A equipe de Temer recebeu duras críticas nas últimas semanas por – como noticiaram os jornais – ter possivelmente flertado com a frouxidão fiscal mais ampla e duradoura do que havia sinalizado. As críticas foram recebidas com reflexão, não com adjetivos como era a praxe no governo anterior. Anunciaram metas fiscais mais ambiciosas para os próximos anos, ainda que alguns pressupostos que as sustentem possam ser questionados. Disseram que farão o possível para apertar o torniquete das despesas discricionárias no ano que vem. Deram entrevistas esclarecedoras e se dispuseram a dialogar, por meio dos grandes jornais, com todos os que mostraram grande preocupação com os rumos fiscais do País e com a possibilidade concreta de que o Brasil não consiga escapar de uma crise fiscal ainda mais grave do que a atual.
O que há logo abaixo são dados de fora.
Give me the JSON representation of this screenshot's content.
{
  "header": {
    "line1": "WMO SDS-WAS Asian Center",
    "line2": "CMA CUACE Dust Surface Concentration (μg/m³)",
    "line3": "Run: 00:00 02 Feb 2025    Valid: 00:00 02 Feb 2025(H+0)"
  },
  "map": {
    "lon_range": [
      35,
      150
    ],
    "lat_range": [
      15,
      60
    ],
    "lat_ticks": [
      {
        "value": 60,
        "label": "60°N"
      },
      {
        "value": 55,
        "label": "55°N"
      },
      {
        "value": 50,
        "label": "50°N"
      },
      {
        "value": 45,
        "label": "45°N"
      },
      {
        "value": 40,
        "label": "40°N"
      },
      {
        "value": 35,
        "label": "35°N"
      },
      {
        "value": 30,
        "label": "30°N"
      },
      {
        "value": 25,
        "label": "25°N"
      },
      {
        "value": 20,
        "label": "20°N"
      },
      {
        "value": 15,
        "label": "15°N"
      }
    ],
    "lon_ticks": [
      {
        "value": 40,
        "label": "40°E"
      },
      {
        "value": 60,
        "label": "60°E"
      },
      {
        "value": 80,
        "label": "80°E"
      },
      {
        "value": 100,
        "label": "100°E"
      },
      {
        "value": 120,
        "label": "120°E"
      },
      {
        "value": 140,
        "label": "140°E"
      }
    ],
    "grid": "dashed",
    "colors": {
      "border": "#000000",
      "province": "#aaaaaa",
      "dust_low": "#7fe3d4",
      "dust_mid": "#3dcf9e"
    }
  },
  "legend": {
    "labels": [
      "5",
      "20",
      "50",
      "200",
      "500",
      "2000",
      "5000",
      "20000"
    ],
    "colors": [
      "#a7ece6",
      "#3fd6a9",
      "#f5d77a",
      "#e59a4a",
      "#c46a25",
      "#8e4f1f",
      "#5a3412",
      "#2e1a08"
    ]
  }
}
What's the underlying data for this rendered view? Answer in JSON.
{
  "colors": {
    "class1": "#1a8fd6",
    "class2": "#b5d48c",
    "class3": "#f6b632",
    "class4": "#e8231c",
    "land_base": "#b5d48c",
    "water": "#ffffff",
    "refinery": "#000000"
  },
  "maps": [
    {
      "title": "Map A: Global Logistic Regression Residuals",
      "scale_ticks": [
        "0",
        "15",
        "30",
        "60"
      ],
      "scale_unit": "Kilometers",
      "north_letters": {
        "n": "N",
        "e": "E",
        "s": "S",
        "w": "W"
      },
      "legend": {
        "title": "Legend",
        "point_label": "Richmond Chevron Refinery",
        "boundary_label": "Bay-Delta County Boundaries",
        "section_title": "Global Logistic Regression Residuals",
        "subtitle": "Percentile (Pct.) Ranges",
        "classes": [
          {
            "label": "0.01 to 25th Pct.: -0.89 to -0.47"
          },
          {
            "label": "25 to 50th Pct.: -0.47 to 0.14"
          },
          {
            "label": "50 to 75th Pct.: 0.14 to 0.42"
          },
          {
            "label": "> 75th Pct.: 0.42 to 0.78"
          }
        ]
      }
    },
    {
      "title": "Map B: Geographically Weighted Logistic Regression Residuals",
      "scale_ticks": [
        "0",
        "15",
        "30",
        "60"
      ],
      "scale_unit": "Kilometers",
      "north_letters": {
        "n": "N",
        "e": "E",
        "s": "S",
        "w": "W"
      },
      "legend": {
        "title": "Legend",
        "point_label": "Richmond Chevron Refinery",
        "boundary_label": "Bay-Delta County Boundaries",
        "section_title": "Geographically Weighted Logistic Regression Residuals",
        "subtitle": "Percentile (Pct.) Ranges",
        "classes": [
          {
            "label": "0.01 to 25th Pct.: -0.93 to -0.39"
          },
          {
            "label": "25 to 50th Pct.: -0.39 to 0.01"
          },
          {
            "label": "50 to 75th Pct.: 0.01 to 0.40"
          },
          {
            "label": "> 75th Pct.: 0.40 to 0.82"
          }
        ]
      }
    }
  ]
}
O Banco Central, sob nova tutela, tem aproveitado a janela que os fluxos externos nos têm proporcionado para diminuir o estoque de swaps cambiais – essas operações, mais ou menos equivalentes a uma venda de dólares no mercado futuro de divisas, custavam caro aos cofres públicos. Houve tempo em que chegaram a causar prejuízos superiores a 2% do PIB ao Banco Central. Estamos em boas mãos na área econômica, não há dúvida. Há dúvida, entretanto, sobre o que serão capazes de fazer perante as amarras políticas.
Dia desses li um artigo sobre a qualidade do debate da política econômica no Brasil. Embora a matéria tenha se restringido à ladainha “ortodoxos versus heterodoxos”, que, de fato, é picuinha tupiniquim, a pobreza do debate nacional repercute o que ocorre além de nossas fronteiras. O debate internacional, afinal de contas, não está lá essas coisas. Houve tempo, logo depois de terminar meu doutorado na London School of Economics e passar uns anos no Fundo Monetário Internacional, que acadêmicos e formuladores da política econômica eram tratados pela opinião pública com mais respeito.
Havia discordâncias, por certo, mas nos anos em que crises financeiras abatiam países emergentes em série, os políticos e a sociedade tratavam com mais seriedade as recomendações que vinham dos estudiosos e dos organismos internacionais. Foi assim com o debate sobre as crises fiscais e as reestruturações das dívidas soberanas dos anos 90 e início dos anos 2000 feitas por países como a Ucrânia e o Uruguai – dessa última tive a oportunidade de participar diretamente. Foi também assim com o debate sobre os regimes cambiais mais adequados para os emergentes – as crises de então fomentaram o consenso de que flutuar a moeda era melhor do que forçar uma paridade.
De meu posto de observação, hoje, como pesquisadora do Peterson Institute for International Economics e professora da School for Advanced International Studies da Johns Hopkins University, vejo que a coisa já não funciona mais assim. A opinião dos especialistas já não importa tanto, ou mesmo, simplesmente não importa. Tal situação agravou-se depois da crise de 2008 e intensificou-se nos últimos anos com as vicissitudes da política que tomaram conta de diversos países mundo afora. A política sempre foi uma amarra para a política econômica. Hoje, entretanto, ela é quase forca. Estão aí o Brasil, o Reino Unido, e os EUA para mostrar como é difícil manter um debate racional sobre o que deve ser a política econômica.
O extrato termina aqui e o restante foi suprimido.